Amateur | 1994
- Locations |
- New York
- DIRECTOR |
- Hal Hartley
Fiercely indie director Hal Hartley deserts his usual Long Island locales for central Manhattan, and even ventures, quirkily, into thriller territory as amnesiac heavy Thomas (Martin Donovan) gets involved with virgin nymphomaniac nun Isabelle (Isabelle Huppert) and a pair of oddball hitpeople.
The café where Sofia (Elina Lowensohn) meets Edward (Damian Young) and puts in a fateful phone call to Amsterdam is the Angelika Cafe in the six-screen arthouse cinema Angelika Film Center, 18 West Houston Street at Mercer Street in SoHo.
The Cafe, in the theater lobby, is open to the public, so you don't need a movie ticket to enjoy a meal or a coffee. The original Angelika Film Center opened in 1989, and has gone on to spawn three more cinemas in Houston, Dallas and Plano, Texas.
Sofia and Edward are subsequently tracked down to the concourse of Grand Central Station.
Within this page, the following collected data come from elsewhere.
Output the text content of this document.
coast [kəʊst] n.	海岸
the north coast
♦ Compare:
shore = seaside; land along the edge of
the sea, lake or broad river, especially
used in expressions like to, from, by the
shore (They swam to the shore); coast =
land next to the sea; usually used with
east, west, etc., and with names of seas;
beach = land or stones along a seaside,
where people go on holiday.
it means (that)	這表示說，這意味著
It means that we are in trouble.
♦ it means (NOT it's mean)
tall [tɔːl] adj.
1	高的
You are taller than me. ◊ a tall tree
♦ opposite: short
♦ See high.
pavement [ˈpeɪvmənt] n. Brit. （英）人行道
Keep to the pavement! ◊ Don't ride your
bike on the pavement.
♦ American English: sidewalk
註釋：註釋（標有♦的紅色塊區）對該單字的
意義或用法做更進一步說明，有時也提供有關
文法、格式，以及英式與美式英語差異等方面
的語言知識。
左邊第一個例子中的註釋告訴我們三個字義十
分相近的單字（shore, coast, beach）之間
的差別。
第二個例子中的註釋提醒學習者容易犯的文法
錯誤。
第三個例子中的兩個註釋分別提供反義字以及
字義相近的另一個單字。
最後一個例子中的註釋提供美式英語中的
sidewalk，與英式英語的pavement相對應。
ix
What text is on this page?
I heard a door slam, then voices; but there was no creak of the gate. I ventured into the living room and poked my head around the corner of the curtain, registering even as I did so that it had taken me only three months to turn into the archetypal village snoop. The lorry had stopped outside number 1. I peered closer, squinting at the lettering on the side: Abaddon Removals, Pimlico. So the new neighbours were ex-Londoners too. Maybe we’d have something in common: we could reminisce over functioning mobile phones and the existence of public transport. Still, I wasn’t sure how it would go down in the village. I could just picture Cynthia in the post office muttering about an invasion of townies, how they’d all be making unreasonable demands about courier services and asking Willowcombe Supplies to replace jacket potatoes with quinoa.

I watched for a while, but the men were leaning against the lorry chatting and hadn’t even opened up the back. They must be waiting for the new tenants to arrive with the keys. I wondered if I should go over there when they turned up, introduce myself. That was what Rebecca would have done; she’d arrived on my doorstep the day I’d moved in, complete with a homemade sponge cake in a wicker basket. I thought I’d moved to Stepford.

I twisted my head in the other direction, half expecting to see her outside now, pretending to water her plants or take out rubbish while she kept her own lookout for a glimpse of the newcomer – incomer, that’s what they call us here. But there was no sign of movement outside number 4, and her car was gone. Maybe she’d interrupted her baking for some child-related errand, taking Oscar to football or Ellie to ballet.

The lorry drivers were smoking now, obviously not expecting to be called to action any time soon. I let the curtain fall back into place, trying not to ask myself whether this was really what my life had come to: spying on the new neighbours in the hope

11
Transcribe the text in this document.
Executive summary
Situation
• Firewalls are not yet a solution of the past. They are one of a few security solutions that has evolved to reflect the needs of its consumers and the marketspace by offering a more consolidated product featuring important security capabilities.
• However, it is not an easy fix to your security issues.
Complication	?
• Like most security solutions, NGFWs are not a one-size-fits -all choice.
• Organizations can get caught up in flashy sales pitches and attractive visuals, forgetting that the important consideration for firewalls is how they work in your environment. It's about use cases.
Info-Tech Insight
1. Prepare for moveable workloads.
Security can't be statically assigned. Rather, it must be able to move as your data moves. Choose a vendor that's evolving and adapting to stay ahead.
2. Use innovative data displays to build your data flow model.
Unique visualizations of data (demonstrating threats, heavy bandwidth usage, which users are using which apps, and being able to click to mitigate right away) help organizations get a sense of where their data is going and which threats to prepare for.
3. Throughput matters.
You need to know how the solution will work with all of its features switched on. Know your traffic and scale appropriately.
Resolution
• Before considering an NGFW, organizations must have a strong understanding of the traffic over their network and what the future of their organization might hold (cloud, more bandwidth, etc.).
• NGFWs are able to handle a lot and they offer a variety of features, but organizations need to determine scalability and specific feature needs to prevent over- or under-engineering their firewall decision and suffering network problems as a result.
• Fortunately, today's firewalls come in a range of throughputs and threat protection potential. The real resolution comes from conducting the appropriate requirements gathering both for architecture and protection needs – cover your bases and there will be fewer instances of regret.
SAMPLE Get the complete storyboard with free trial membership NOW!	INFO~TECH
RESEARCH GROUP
The public phone where a manic Edward, suffering the after-effects of a little improvised electro-convulsive therapy, gets arrested, is at the corner of Fifth Avenue and 19th Street, just northwest of Union Square.
Thomas is finally gunned down when he accompanies Isabelle back to her convent. This normally quiet haven is a blissfully useful escape from the pizazz of Manhattan. A cluster of medieval European buildings transported to and rebuilt in the US, The Cloisters, 99 Margaret Corbin Drive, is actually a branch of The Metropolitan Museum of Art, overlooking the Hudson River in Fort Tryon Park, north of Washington Heights.
If you need to chill out, The Cloisters are open every day except Mondays from 9.30am to 4.45pm, entrance on West 193rd Street at Fort Washington Avenue.